The day after tomorrow.

It is early evening.
The girl is chopping carrots for dinner, Walkman shoved down the back of her pants in the space between the denim and her skin.
The boy, sitting on the floor against the bookcase, looks through the door and sees this, and thinks in a quiet way about her skin, and its warmth.

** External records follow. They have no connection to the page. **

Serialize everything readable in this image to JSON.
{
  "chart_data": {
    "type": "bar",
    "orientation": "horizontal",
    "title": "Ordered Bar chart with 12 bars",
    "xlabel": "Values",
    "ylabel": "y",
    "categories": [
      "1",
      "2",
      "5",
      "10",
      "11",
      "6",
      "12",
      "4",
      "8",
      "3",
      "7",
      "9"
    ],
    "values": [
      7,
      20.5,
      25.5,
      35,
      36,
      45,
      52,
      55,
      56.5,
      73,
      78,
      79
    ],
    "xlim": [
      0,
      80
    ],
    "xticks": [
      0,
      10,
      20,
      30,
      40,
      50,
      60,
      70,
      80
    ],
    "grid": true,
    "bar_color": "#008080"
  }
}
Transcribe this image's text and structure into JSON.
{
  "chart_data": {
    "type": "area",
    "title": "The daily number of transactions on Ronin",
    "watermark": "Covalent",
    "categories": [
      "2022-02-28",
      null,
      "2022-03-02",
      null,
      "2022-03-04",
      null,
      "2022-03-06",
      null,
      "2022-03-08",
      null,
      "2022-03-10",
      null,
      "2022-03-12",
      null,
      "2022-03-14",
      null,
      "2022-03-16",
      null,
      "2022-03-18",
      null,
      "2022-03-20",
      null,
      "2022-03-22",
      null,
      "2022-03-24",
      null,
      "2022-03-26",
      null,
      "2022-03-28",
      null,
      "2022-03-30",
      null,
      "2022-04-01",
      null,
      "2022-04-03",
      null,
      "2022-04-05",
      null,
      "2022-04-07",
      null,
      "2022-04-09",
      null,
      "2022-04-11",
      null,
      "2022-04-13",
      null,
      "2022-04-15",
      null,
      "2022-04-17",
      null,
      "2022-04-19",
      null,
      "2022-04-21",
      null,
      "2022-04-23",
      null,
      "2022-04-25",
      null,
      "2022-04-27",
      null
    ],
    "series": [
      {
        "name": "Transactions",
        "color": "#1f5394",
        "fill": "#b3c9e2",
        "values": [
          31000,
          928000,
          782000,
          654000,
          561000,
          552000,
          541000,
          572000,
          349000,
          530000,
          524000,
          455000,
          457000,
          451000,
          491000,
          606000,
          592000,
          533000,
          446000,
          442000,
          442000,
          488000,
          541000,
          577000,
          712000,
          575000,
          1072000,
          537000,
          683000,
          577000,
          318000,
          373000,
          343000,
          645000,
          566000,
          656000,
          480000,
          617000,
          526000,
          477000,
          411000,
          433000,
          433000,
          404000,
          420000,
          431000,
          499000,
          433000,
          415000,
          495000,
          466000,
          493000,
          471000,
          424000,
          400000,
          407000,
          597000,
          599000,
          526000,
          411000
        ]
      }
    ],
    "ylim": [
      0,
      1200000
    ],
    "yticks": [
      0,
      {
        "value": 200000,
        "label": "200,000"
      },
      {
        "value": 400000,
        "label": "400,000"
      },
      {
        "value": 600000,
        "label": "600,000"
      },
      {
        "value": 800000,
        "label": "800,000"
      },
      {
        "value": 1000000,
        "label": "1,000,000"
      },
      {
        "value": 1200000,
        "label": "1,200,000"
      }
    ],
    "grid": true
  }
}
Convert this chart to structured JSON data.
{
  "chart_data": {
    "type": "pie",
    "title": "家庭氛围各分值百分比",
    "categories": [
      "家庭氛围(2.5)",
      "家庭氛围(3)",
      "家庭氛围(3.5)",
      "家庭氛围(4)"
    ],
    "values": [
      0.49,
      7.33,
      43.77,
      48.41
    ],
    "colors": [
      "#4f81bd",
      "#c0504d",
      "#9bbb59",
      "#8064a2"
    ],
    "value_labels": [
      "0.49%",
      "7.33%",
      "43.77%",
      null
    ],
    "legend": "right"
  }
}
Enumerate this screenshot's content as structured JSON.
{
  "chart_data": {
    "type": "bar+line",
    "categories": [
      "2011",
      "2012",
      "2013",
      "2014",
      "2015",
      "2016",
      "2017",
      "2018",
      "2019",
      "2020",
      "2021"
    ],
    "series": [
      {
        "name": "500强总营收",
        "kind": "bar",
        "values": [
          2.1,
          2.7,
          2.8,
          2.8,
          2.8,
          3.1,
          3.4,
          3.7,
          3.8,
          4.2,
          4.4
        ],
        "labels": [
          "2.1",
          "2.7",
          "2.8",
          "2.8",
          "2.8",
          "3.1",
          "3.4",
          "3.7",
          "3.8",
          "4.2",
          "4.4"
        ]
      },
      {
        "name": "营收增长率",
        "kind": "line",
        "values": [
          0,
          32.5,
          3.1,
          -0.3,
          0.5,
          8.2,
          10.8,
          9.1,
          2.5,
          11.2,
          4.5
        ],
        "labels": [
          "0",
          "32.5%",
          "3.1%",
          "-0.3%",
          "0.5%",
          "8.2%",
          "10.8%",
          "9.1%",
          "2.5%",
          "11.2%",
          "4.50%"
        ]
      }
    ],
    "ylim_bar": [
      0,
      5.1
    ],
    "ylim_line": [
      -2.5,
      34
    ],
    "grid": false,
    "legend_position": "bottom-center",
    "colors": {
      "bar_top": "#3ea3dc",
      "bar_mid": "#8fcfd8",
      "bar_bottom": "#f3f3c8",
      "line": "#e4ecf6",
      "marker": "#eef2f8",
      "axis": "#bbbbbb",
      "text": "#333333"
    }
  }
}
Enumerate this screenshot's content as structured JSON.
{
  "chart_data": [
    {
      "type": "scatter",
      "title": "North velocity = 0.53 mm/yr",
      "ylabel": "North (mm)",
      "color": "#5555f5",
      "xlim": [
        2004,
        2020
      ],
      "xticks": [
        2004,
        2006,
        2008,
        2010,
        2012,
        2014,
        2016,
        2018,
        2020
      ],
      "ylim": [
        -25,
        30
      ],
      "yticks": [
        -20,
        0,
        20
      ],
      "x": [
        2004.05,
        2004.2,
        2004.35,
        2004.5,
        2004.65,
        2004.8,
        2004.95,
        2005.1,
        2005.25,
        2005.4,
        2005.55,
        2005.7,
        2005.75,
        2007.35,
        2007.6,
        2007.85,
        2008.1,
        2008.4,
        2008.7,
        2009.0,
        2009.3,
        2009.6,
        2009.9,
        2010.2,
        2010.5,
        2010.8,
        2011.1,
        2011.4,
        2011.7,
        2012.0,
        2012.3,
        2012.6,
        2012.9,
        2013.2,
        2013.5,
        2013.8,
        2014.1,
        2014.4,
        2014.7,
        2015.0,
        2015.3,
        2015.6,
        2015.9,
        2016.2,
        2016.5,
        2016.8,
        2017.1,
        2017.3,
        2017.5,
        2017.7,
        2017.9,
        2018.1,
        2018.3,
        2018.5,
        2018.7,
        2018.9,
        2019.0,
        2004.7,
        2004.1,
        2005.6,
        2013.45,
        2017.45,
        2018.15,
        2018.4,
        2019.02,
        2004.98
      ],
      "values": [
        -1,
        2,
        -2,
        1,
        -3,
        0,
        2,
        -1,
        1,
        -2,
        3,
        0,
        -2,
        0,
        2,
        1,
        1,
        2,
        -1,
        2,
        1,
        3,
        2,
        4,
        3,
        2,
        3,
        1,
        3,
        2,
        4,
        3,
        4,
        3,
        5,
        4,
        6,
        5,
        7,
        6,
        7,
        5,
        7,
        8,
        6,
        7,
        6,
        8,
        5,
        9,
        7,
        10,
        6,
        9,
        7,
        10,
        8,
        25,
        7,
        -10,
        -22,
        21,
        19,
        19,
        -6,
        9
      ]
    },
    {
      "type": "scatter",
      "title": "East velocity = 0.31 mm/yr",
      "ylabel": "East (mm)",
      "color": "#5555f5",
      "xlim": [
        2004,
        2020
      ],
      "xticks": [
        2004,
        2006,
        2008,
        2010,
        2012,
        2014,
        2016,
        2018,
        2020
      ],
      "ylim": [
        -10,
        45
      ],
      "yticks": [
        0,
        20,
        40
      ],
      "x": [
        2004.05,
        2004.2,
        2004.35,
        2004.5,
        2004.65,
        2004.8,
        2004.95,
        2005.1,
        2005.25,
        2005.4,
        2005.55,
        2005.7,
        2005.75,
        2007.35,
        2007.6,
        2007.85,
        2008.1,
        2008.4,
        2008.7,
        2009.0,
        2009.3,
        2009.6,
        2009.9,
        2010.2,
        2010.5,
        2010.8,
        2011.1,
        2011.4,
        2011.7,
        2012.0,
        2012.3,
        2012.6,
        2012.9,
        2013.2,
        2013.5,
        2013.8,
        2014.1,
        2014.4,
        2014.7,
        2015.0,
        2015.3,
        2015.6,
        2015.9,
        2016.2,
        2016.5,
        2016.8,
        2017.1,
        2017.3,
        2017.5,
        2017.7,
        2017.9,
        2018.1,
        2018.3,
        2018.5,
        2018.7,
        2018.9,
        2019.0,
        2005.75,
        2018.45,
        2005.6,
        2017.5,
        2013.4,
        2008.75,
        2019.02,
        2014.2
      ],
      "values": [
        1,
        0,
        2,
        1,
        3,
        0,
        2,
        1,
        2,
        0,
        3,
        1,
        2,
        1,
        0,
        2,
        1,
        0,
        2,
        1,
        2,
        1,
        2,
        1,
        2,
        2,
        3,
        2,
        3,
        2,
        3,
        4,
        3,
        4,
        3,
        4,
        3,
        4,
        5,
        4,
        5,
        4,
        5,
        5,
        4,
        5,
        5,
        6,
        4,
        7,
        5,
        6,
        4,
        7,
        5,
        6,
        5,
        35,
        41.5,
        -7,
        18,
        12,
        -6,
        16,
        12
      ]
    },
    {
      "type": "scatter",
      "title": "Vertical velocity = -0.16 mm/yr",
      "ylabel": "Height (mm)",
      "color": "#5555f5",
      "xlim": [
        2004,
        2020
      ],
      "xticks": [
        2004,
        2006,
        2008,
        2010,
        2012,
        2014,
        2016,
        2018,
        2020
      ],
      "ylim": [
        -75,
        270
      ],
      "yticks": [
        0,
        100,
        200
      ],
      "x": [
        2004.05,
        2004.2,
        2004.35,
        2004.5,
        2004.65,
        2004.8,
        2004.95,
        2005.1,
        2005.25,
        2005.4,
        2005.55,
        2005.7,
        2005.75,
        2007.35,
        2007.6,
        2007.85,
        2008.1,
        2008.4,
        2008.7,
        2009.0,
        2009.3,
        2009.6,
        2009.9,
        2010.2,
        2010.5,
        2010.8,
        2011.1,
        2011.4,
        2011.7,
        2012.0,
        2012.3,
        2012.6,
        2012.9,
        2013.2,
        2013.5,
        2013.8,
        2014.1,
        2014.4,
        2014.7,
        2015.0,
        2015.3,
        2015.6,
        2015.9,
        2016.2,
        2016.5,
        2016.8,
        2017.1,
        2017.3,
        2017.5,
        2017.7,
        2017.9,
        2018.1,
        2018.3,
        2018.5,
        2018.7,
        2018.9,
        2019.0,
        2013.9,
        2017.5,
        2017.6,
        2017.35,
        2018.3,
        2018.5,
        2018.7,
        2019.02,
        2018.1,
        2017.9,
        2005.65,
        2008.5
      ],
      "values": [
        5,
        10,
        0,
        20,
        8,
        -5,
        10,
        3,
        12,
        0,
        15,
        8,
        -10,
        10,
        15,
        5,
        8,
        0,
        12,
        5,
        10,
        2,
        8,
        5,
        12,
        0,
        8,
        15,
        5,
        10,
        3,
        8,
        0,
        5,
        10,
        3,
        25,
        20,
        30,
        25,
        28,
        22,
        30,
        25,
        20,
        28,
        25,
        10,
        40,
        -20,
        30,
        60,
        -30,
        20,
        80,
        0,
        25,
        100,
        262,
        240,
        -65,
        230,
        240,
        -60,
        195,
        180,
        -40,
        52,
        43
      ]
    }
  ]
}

The girl, still chopping, begins to dance to the music of her headphones, moving in small ways at first, then giving up her knife and plastic board she dance, the tape deck dancing with her, riding the rise and fall her body as she moves through the door into their living room, around the table, in front of the bookcases and over the plastic cases of the tapes scattered on the floor
She dances her dance around him while he stares at the blue lights of the stereo, trying to ignore her. She flings herself down on top of him, messily wrapping her knees around his waist, the Walkman falling up out the top of her jeans.  She puts the headphones over his ears and he falls backwards, her hair falling down over both their faces and the headphones over his ears.

“This is actually a pretty good song.”